A subsequence of a string is a new string which is formed from the original string by deleting some (can be none) of the characters without disturbing the relative positions of the remaining characters. (ie, "ACE" is
a subsequence of "ABCDE" while "AEC" is
not).
Here is an example:
S = "rabbbit", T = "rabbit"
Return 3.
题意:给定两个字符串S和T,返回S中有多少个子序列和T一样。
思路:动态规划。本来想用一个一维数组来存储结果,花好久时间没弄出来,还是用二维数组写起来更清楚容易。直接看代码吧,注释应该还算比较清楚。
public class Solution {
public int numDistinct(String S, String T) {
if (S == null || T == null) return 0;
if (S.equals("") || T.equals("")) return 0;
//table[i][j]表示S[0~i]中有多少个T[0~j]的个数
int[][] table = new int[S.length()][T.length()];
//给table第一行赋值,意思是S[0]中有多少个T[0~j]
//显然,S[0]最多包含一个T[0],故table[0][1~n]都为0
if (S.charAt(0) == T.charAt(0)) {
table[0][0] = 1;
}
for (int i = 1; i < S.length(); i++) {
char s = S.charAt(i);
//给table[i][0]赋值,意思是S[0~i]中有多少个T[0]
if (s == T.charAt(0)) {
table[i][0] = table[i - 1][0] + 1;
} else {
table[i][0] = table[i - 1][0];
}
for (int j = 1; j < T.length(); j++) {
char t = T.charAt(j);
if (s == t) {
//如果用S[i]匹配T[j],那么S[0~i-1]中共有table[i-1][j-1]个T[0~j-1]

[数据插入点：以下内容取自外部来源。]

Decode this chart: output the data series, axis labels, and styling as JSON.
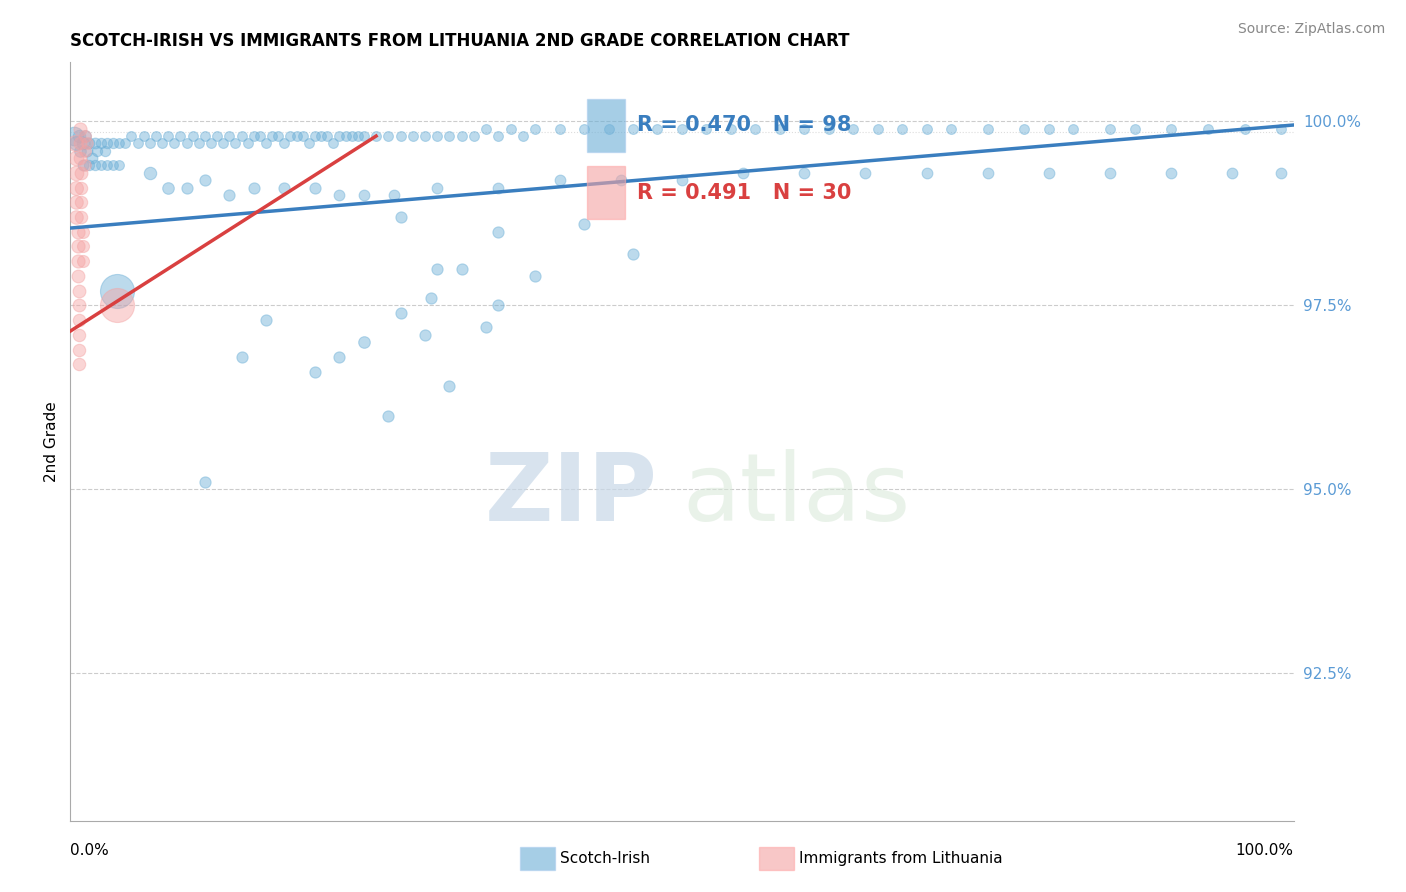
{
  "title": "SCOTCH-IRISH VS IMMIGRANTS FROM LITHUANIA 2ND GRADE CORRELATION CHART",
  "source_text": "Source: ZipAtlas.com",
  "ylabel": "2nd Grade",
  "y_tick_labels": [
    "92.5%",
    "95.0%",
    "97.5%",
    "100.0%"
  ],
  "y_tick_values": [
    0.925,
    0.95,
    0.975,
    1.0
  ],
  "x_range": [
    0.0,
    1.0
  ],
  "y_range": [
    0.905,
    1.008
  ],
  "r_blue": 0.47,
  "n_blue": 98,
  "r_pink": 0.491,
  "n_pink": 30,
  "blue_color": "#6baed6",
  "pink_color": "#f4a3a3",
  "trendline_blue": "#3a7ebf",
  "trendline_pink": "#d94040",
  "legend_label_blue": "Scotch-Irish",
  "legend_label_pink": "Immigrants from Lithuania",
  "watermark_zip": "ZIP",
  "watermark_atlas": "atlas",
  "blue_points": [
    [
      0.003,
      0.998,
      180
    ],
    [
      0.005,
      0.997,
      100
    ],
    [
      0.007,
      0.998,
      80
    ],
    [
      0.008,
      0.996,
      70
    ],
    [
      0.01,
      0.997,
      80
    ],
    [
      0.01,
      0.994,
      60
    ],
    [
      0.012,
      0.998,
      70
    ],
    [
      0.014,
      0.996,
      60
    ],
    [
      0.015,
      0.997,
      60
    ],
    [
      0.015,
      0.994,
      55
    ],
    [
      0.018,
      0.995,
      60
    ],
    [
      0.02,
      0.997,
      60
    ],
    [
      0.02,
      0.994,
      55
    ],
    [
      0.022,
      0.996,
      55
    ],
    [
      0.025,
      0.997,
      55
    ],
    [
      0.025,
      0.994,
      50
    ],
    [
      0.028,
      0.996,
      55
    ],
    [
      0.03,
      0.997,
      55
    ],
    [
      0.03,
      0.994,
      50
    ],
    [
      0.035,
      0.997,
      55
    ],
    [
      0.035,
      0.994,
      50
    ],
    [
      0.04,
      0.997,
      50
    ],
    [
      0.04,
      0.994,
      50
    ],
    [
      0.045,
      0.997,
      50
    ],
    [
      0.05,
      0.998,
      50
    ],
    [
      0.055,
      0.997,
      50
    ],
    [
      0.06,
      0.998,
      50
    ],
    [
      0.065,
      0.997,
      50
    ],
    [
      0.07,
      0.998,
      50
    ],
    [
      0.075,
      0.997,
      50
    ],
    [
      0.08,
      0.998,
      50
    ],
    [
      0.085,
      0.997,
      50
    ],
    [
      0.09,
      0.998,
      50
    ],
    [
      0.095,
      0.997,
      50
    ],
    [
      0.1,
      0.998,
      50
    ],
    [
      0.105,
      0.997,
      50
    ],
    [
      0.11,
      0.998,
      50
    ],
    [
      0.115,
      0.997,
      50
    ],
    [
      0.12,
      0.998,
      50
    ],
    [
      0.125,
      0.997,
      50
    ],
    [
      0.13,
      0.998,
      50
    ],
    [
      0.135,
      0.997,
      50
    ],
    [
      0.14,
      0.998,
      50
    ],
    [
      0.145,
      0.997,
      50
    ],
    [
      0.15,
      0.998,
      50
    ],
    [
      0.155,
      0.998,
      50
    ],
    [
      0.16,
      0.997,
      50
    ],
    [
      0.165,
      0.998,
      50
    ],
    [
      0.17,
      0.998,
      50
    ],
    [
      0.175,
      0.997,
      50
    ],
    [
      0.18,
      0.998,
      50
    ],
    [
      0.185,
      0.998,
      50
    ],
    [
      0.19,
      0.998,
      50
    ],
    [
      0.195,
      0.997,
      50
    ],
    [
      0.2,
      0.998,
      50
    ],
    [
      0.205,
      0.998,
      50
    ],
    [
      0.21,
      0.998,
      50
    ],
    [
      0.215,
      0.997,
      50
    ],
    [
      0.22,
      0.998,
      50
    ],
    [
      0.225,
      0.998,
      50
    ],
    [
      0.23,
      0.998,
      50
    ],
    [
      0.235,
      0.998,
      50
    ],
    [
      0.24,
      0.998,
      50
    ],
    [
      0.25,
      0.998,
      50
    ],
    [
      0.26,
      0.998,
      50
    ],
    [
      0.27,
      0.998,
      50
    ],
    [
      0.28,
      0.998,
      50
    ],
    [
      0.29,
      0.998,
      50
    ],
    [
      0.3,
      0.998,
      50
    ],
    [
      0.31,
      0.998,
      50
    ],
    [
      0.32,
      0.998,
      50
    ],
    [
      0.33,
      0.998,
      50
    ],
    [
      0.34,
      0.999,
      50
    ],
    [
      0.35,
      0.998,
      50
    ],
    [
      0.36,
      0.999,
      50
    ],
    [
      0.37,
      0.998,
      50
    ],
    [
      0.38,
      0.999,
      50
    ],
    [
      0.4,
      0.999,
      50
    ],
    [
      0.42,
      0.999,
      50
    ],
    [
      0.44,
      0.999,
      50
    ],
    [
      0.46,
      0.999,
      50
    ],
    [
      0.48,
      0.999,
      50
    ],
    [
      0.5,
      0.999,
      50
    ],
    [
      0.52,
      0.999,
      50
    ],
    [
      0.54,
      0.999,
      50
    ],
    [
      0.56,
      0.999,
      50
    ],
    [
      0.58,
      0.999,
      50
    ],
    [
      0.6,
      0.999,
      50
    ],
    [
      0.62,
      0.999,
      50
    ],
    [
      0.64,
      0.999,
      50
    ],
    [
      0.66,
      0.999,
      50
    ],
    [
      0.68,
      0.999,
      50
    ],
    [
      0.7,
      0.999,
      50
    ],
    [
      0.72,
      0.999,
      50
    ],
    [
      0.75,
      0.999,
      50
    ],
    [
      0.78,
      0.999,
      50
    ],
    [
      0.8,
      0.999,
      50
    ],
    [
      0.82,
      0.999,
      50
    ],
    [
      0.85,
      0.999,
      50
    ],
    [
      0.87,
      0.999,
      50
    ],
    [
      0.9,
      0.999,
      50
    ],
    [
      0.93,
      0.999,
      50
    ],
    [
      0.96,
      0.999,
      50
    ],
    [
      0.99,
      0.999,
      50
    ],
    [
      0.065,
      0.993,
      80
    ],
    [
      0.08,
      0.991,
      70
    ],
    [
      0.095,
      0.991,
      65
    ],
    [
      0.11,
      0.992,
      65
    ],
    [
      0.13,
      0.99,
      65
    ],
    [
      0.15,
      0.991,
      65
    ],
    [
      0.175,
      0.991,
      65
    ],
    [
      0.2,
      0.991,
      65
    ],
    [
      0.22,
      0.99,
      60
    ],
    [
      0.24,
      0.99,
      60
    ],
    [
      0.265,
      0.99,
      60
    ],
    [
      0.3,
      0.991,
      60
    ],
    [
      0.35,
      0.991,
      60
    ],
    [
      0.4,
      0.992,
      60
    ],
    [
      0.45,
      0.992,
      60
    ],
    [
      0.5,
      0.992,
      60
    ],
    [
      0.55,
      0.993,
      60
    ],
    [
      0.6,
      0.993,
      60
    ],
    [
      0.65,
      0.993,
      60
    ],
    [
      0.7,
      0.993,
      60
    ],
    [
      0.75,
      0.993,
      60
    ],
    [
      0.8,
      0.993,
      60
    ],
    [
      0.85,
      0.993,
      60
    ],
    [
      0.9,
      0.993,
      60
    ],
    [
      0.95,
      0.993,
      60
    ],
    [
      0.99,
      0.993,
      60
    ],
    [
      0.27,
      0.987,
      65
    ],
    [
      0.35,
      0.985,
      65
    ],
    [
      0.42,
      0.986,
      65
    ],
    [
      0.3,
      0.98,
      65
    ],
    [
      0.38,
      0.979,
      65
    ],
    [
      0.35,
      0.975,
      65
    ],
    [
      0.295,
      0.976,
      65
    ],
    [
      0.038,
      0.977,
      600
    ],
    [
      0.27,
      0.974,
      65
    ],
    [
      0.24,
      0.97,
      70
    ],
    [
      0.22,
      0.968,
      65
    ],
    [
      0.2,
      0.966,
      65
    ],
    [
      0.16,
      0.973,
      65
    ],
    [
      0.14,
      0.968,
      65
    ],
    [
      0.46,
      0.982,
      65
    ],
    [
      0.34,
      0.972,
      65
    ],
    [
      0.26,
      0.96,
      65
    ],
    [
      0.31,
      0.964,
      65
    ],
    [
      0.29,
      0.971,
      65
    ],
    [
      0.11,
      0.951,
      65
    ],
    [
      0.32,
      0.98,
      65
    ]
  ],
  "pink_points": [
    [
      0.004,
      0.997,
      130
    ],
    [
      0.005,
      0.995,
      110
    ],
    [
      0.005,
      0.993,
      110
    ],
    [
      0.005,
      0.991,
      100
    ],
    [
      0.005,
      0.989,
      95
    ],
    [
      0.005,
      0.987,
      95
    ],
    [
      0.006,
      0.985,
      90
    ],
    [
      0.006,
      0.983,
      90
    ],
    [
      0.006,
      0.981,
      90
    ],
    [
      0.006,
      0.979,
      85
    ],
    [
      0.007,
      0.977,
      85
    ],
    [
      0.007,
      0.975,
      85
    ],
    [
      0.007,
      0.973,
      80
    ],
    [
      0.007,
      0.971,
      80
    ],
    [
      0.007,
      0.969,
      80
    ],
    [
      0.007,
      0.967,
      80
    ],
    [
      0.008,
      0.999,
      90
    ],
    [
      0.008,
      0.997,
      85
    ],
    [
      0.008,
      0.995,
      85
    ],
    [
      0.009,
      0.993,
      85
    ],
    [
      0.009,
      0.991,
      80
    ],
    [
      0.009,
      0.989,
      80
    ],
    [
      0.009,
      0.987,
      80
    ],
    [
      0.01,
      0.985,
      75
    ],
    [
      0.01,
      0.983,
      75
    ],
    [
      0.01,
      0.981,
      75
    ],
    [
      0.012,
      0.998,
      75
    ],
    [
      0.012,
      0.996,
      70
    ],
    [
      0.012,
      0.994,
      70
    ],
    [
      0.014,
      0.997,
      70
    ],
    [
      0.038,
      0.975,
      600
    ]
  ],
  "trendline_blue_points": [
    [
      0.0,
      0.9855
    ],
    [
      1.0,
      0.9995
    ]
  ],
  "trendline_pink_points": [
    [
      0.0,
      0.9715
    ],
    [
      0.25,
      0.998
    ]
  ]
}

//如果不用S[i]匹配T[i],那么S[0~i]中共有table[i-1][j]个T[0~j]
table[i][j] = table[i - 1][j - 1] + table[i - 1][j];
} else {
//S[i]!=T[j]时,S[0~i]中共有table[i-1][j]个T[0~j]
table[i][j] = table[i - 1][j];
}
}
}
return table[S.length() - 1][T.length() - 1];
}
}